I am transforming a customer journey dataset from user aggregation level to a day level aggregation. The problem is that I cannot simply sum or mean all columns, as not all variables can be aggregated in the same way. For example, duration
is a variable that I want to summarise via mean, while purchase_own
is a variable that I want to summarise via sum.
I used dplyr
to get this working, but it gives me an error. I tried the following code:
CJd <- CJre %>% group_by(date) %>% summarise_at(vars(purchase_own, purchase_any, CIT,
FIT, T1:T22, devicemobile, devicefixed, purchase_comp, POS_comp, POS_own, POS_any,
markov, first_touch, last_touch, linear_touch), sum)

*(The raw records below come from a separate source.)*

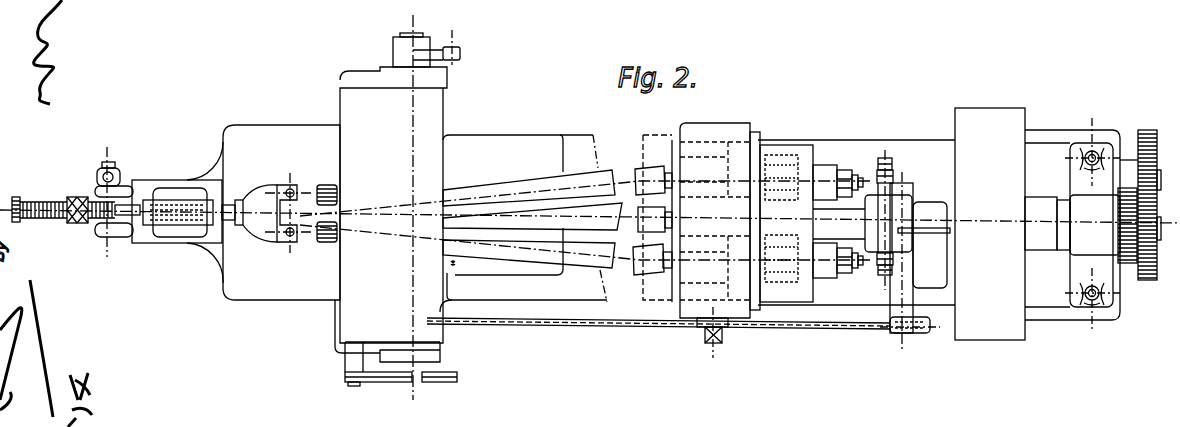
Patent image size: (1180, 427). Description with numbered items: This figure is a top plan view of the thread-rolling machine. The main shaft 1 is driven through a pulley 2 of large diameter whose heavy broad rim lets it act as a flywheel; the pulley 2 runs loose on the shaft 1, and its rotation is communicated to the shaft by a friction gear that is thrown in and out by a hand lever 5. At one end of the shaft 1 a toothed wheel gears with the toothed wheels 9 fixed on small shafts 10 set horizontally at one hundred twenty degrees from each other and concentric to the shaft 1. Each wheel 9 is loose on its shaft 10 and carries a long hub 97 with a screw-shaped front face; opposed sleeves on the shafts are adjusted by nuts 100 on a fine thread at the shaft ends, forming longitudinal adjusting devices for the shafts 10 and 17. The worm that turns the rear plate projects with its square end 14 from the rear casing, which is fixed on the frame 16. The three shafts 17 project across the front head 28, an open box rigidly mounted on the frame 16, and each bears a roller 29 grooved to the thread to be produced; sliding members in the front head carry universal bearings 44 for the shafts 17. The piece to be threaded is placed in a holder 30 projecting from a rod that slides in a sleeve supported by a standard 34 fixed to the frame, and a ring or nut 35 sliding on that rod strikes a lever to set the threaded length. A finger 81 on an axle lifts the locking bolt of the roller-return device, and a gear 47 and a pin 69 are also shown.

The main shaft 1 is at (907, 250).
The pulley 2 is at (990, 224).
The hand lever 5 is at (858, 222).
The toothed wheel 9 is at (786, 223).
The small shaft 10 is at (696, 225).
The square end 14 is at (627, 324).
The frame 16 is at (523, 223).
The shaft 17 is at (585, 219).
The front head 28 is at (396, 226).
The roller 29 is at (323, 187).
The holder 30 is at (251, 202).
The standard 34 is at (163, 200).
The ring or nut 35 is at (73, 196).
The universal bearing 44 is at (709, 335).
The gear 47 is at (1166, 209).
The pin 69 is at (460, 53).
The finger 81 is at (422, 36).
The hub 97 is at (838, 221).
The nut 100 is at (852, 169).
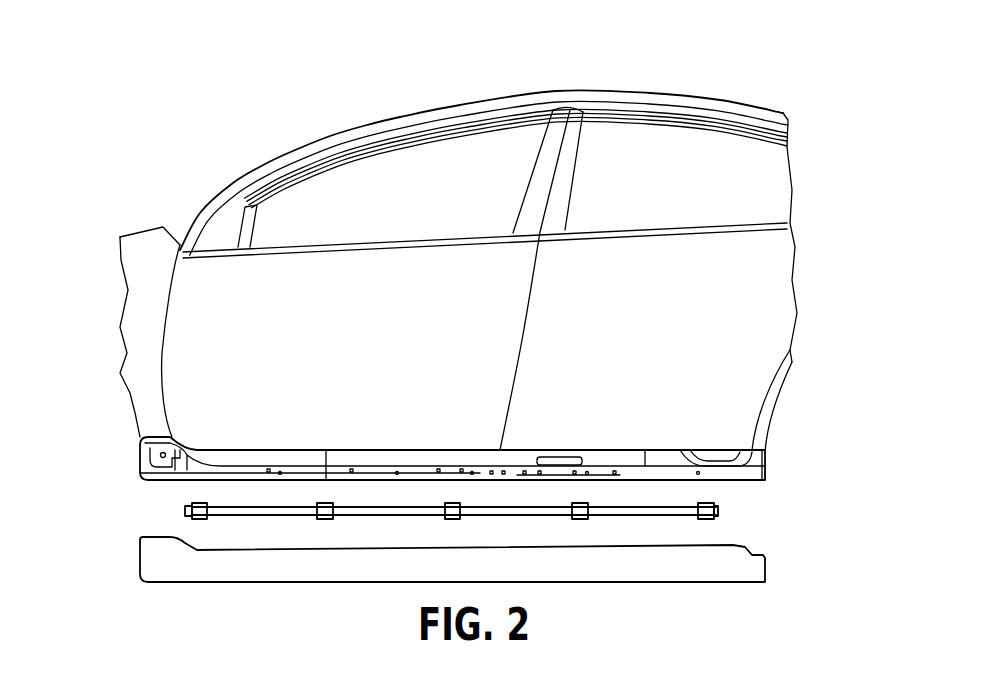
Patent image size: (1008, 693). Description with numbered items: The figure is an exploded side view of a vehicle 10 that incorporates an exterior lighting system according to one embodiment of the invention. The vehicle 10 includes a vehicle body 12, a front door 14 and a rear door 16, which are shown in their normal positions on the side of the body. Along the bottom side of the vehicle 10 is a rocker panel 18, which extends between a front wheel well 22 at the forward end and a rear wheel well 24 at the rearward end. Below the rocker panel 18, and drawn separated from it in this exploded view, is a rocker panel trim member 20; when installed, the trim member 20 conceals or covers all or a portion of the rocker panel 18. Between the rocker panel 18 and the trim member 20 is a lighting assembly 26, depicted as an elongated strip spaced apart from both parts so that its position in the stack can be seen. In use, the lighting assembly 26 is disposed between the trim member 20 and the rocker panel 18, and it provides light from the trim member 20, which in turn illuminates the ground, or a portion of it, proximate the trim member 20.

The vehicle 10 is at (219, 102).
The vehicle body 12 is at (423, 105).
The front door 14 is at (363, 353).
The rear door 16 is at (670, 363).
The rocker panel 18 is at (767, 463).
The rocker panel trim member 20 is at (767, 563).
The front wheel well 22 is at (130, 393).
The rear wheel well 24 is at (790, 362).
The lighting assembly 26 is at (717, 507).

%>% summarise_at(vars(duration, difference), mean) %>% summarise_at(CountTP, max)
This results in an error:
Error in .f(.x[[i]], ...) : object 'duration' not found
I suspect that this means that summarise_at(vars(duration, difference), mean)
is not allowed as second summarise code. Now my question is, how can I write the summarise function so that summation is different for some variables?
Actual results is that only the first summarise_at
gets executed, which results in missing variables in my dataset. The missing variables need to be summarised with mean
and max
, respectively. The expected outcome is these variables grouped by date
and summarised by the named functions mean or max are added to the dataset.